Use map with return value of soup.select to get table headers

Question

I am using BeautifulSoup to parse a webpage.

from bs4 import BeautifulSoup as Soup

How do I get an array of strings from table headers like

soup = Soup(html, features="html.parser")
headers = soup.select("#StatusGrid thead tr").map(lambda x: x.text)

Select does not return a list. Can I inspect the type that it returns?

Answer 1

Without any example of your html it is hard to help, you may can provide an url or some html. However, to generate your list with map() put the list inside.

Alternativ use a list comprehension :

[x.text for x in soup.select("#StatusGrid thead tr")]

Checking the type will give you bs4.element.ResultSet :

type(soup.select("#StatusGrid thead tr")) 

Example

from bs4 import BeautifulSoup as Soup
html='''
<table id="StatusGrid">
<thead>
<tr><td>1</td></tr>
<tr><td>2</td></tr>
<tr><td>3</td></tr>
</thead>
</table>
'''

soup = Soup(html, features="html.parser")
list(map(lambda x: x.text, soup.select("#StatusGrid thead tr")))

Output

['1', '2', '3']

Answer 2

Use .stripped_strings

From the Docs

.stripped_strings yields Python strings that have had whitespace stripped.

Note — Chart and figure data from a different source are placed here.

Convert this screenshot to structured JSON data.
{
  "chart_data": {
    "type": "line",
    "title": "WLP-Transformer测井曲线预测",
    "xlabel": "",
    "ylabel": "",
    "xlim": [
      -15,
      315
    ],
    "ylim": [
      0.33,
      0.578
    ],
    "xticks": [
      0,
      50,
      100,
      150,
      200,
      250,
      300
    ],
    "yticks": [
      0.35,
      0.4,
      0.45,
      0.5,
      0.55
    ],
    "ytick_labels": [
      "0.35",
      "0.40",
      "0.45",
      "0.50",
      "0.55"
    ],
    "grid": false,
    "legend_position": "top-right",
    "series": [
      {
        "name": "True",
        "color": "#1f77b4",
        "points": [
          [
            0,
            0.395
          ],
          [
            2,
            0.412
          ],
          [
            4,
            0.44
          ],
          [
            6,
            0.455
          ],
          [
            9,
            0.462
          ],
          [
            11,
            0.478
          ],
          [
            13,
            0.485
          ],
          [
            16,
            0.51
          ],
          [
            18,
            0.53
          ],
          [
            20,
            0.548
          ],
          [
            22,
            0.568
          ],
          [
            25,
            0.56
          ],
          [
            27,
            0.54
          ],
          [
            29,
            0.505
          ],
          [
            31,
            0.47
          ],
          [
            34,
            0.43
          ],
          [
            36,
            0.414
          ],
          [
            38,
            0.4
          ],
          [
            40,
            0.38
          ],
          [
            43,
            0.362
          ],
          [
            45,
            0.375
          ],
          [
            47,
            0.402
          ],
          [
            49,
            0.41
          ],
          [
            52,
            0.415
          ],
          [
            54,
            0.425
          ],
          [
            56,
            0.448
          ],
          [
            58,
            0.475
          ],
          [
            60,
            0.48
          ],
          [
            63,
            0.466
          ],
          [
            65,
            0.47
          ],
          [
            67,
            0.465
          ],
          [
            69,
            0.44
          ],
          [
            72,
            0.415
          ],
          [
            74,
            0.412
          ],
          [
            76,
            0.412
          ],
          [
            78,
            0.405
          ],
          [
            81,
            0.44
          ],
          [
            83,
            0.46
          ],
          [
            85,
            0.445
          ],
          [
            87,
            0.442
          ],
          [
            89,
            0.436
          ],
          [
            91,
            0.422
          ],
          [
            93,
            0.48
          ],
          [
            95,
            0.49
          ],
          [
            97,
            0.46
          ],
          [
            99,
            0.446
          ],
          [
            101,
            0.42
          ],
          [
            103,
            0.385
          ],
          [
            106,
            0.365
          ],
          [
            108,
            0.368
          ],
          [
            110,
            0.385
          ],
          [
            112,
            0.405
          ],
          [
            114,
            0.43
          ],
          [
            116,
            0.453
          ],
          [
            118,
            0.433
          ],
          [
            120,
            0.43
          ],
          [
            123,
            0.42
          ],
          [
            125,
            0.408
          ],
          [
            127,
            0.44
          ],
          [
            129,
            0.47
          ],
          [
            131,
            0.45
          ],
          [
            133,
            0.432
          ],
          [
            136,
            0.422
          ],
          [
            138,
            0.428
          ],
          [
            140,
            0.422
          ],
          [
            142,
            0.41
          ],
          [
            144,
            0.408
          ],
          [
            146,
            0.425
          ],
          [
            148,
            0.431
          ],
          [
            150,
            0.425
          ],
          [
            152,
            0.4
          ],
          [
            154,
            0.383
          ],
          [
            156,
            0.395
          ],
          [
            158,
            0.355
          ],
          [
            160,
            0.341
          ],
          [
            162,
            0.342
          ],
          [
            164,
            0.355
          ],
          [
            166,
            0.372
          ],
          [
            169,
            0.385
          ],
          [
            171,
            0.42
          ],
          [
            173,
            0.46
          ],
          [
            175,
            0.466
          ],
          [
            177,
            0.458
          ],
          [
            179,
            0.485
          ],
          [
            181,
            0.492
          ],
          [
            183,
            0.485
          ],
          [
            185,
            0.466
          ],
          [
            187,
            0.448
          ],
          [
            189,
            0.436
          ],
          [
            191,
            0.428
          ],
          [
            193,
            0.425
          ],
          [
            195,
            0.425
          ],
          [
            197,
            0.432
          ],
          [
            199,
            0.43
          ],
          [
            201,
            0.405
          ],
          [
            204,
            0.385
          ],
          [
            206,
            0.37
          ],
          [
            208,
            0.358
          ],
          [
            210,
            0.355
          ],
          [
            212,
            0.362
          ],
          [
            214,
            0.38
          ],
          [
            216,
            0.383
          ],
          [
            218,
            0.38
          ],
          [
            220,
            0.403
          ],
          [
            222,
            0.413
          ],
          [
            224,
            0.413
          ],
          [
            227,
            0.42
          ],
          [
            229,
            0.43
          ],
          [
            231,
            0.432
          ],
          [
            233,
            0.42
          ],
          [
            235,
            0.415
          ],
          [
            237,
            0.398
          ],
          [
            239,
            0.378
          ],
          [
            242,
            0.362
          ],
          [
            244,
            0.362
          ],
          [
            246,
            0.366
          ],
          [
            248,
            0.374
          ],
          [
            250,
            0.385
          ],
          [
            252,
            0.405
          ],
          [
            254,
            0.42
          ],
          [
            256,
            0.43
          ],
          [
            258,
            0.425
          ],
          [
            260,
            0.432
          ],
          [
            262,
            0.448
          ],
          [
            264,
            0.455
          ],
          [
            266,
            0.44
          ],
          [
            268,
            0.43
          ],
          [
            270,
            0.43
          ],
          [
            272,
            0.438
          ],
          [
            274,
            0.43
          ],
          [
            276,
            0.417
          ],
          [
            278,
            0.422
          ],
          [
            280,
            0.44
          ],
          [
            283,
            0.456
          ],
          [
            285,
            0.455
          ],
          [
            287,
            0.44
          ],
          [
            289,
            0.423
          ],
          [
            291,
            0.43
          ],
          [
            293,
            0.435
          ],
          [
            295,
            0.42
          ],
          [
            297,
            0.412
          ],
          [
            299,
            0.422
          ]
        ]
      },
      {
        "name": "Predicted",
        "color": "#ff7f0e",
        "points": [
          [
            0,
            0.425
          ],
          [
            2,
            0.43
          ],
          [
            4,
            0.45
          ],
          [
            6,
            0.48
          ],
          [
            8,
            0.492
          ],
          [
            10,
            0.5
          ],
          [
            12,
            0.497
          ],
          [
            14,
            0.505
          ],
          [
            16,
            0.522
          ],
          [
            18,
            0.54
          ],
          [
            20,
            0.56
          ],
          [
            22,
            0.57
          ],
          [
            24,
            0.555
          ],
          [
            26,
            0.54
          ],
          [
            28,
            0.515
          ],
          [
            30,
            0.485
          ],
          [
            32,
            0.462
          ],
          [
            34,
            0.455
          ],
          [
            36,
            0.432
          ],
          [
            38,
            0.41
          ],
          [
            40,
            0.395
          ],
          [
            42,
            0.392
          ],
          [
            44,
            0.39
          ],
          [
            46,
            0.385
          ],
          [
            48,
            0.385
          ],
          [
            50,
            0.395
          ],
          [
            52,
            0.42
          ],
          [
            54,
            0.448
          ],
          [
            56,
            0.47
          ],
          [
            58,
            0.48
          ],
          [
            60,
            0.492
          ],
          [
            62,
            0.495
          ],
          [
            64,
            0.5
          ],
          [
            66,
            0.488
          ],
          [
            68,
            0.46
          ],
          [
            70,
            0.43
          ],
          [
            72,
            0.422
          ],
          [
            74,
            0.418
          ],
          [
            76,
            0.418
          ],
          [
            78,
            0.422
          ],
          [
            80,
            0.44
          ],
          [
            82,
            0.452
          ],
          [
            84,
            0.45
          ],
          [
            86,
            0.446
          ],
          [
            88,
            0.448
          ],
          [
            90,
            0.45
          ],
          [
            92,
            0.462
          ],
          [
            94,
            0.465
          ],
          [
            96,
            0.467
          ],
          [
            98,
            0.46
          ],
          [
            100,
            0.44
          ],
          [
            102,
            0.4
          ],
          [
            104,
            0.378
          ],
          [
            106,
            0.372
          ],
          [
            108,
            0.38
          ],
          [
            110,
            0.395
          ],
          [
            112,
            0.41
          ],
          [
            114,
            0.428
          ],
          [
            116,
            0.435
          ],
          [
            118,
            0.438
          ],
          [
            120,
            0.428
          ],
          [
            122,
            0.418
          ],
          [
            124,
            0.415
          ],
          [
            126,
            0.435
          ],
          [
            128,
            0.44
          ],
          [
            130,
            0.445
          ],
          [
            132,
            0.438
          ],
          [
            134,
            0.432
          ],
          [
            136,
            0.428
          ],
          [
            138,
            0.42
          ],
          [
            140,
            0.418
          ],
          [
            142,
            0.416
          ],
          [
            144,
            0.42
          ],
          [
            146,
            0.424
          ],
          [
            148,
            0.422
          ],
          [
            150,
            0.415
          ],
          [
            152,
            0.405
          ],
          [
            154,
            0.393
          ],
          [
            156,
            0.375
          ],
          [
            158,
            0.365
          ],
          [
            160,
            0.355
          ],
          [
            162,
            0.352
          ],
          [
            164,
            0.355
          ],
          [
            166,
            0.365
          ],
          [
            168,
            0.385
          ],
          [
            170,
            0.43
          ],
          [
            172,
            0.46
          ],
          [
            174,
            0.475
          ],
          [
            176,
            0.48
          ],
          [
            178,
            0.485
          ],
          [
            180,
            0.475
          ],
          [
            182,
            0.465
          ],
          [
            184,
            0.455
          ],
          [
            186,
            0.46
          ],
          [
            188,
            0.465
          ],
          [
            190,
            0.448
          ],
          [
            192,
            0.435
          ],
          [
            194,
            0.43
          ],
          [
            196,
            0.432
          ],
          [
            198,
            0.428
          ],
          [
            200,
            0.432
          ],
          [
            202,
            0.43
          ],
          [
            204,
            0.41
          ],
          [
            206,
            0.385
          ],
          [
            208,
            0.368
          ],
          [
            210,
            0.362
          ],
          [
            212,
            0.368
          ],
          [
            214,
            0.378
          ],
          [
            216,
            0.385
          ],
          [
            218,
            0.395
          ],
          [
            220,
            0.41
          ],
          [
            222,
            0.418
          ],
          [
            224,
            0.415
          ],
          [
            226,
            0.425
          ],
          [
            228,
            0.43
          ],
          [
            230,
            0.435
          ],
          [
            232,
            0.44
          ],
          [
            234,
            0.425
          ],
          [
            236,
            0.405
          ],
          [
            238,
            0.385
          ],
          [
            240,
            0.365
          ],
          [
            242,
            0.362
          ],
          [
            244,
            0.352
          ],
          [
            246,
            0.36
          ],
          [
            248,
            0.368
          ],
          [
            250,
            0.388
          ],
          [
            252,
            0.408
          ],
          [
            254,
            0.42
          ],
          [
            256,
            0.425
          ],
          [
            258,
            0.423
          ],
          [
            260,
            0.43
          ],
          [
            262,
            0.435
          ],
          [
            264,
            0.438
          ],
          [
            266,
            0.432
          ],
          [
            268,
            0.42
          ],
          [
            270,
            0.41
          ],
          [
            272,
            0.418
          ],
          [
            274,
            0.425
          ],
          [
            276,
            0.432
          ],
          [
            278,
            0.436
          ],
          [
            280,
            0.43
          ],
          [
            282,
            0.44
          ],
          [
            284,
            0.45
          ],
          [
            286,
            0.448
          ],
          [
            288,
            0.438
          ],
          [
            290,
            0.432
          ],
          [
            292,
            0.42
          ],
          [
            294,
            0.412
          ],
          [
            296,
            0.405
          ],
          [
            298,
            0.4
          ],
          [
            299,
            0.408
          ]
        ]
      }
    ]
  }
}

Since it returns a generator you can convert it to a list to have an array of strings.

Here is how to use it.

from bs4 import BeautifulSoup as Soup
html='''
<table id="StatusGrid">
    <thead>
        <tr><td>Heading-1</td></tr>
        <tr><td>Heading-2</td></tr>
        <tr><td>Heading-3</td></tr>
    </thead>
    <tbody>
    </tbody>
</table>
'''

soup = Soup(html, features="lxml")
t = soup.find('table', {'id': 'StatusGrid'}).find('thead')
print(list(t.stripped_strings))

['Heading-1', 'Heading-2', 'Heading-3']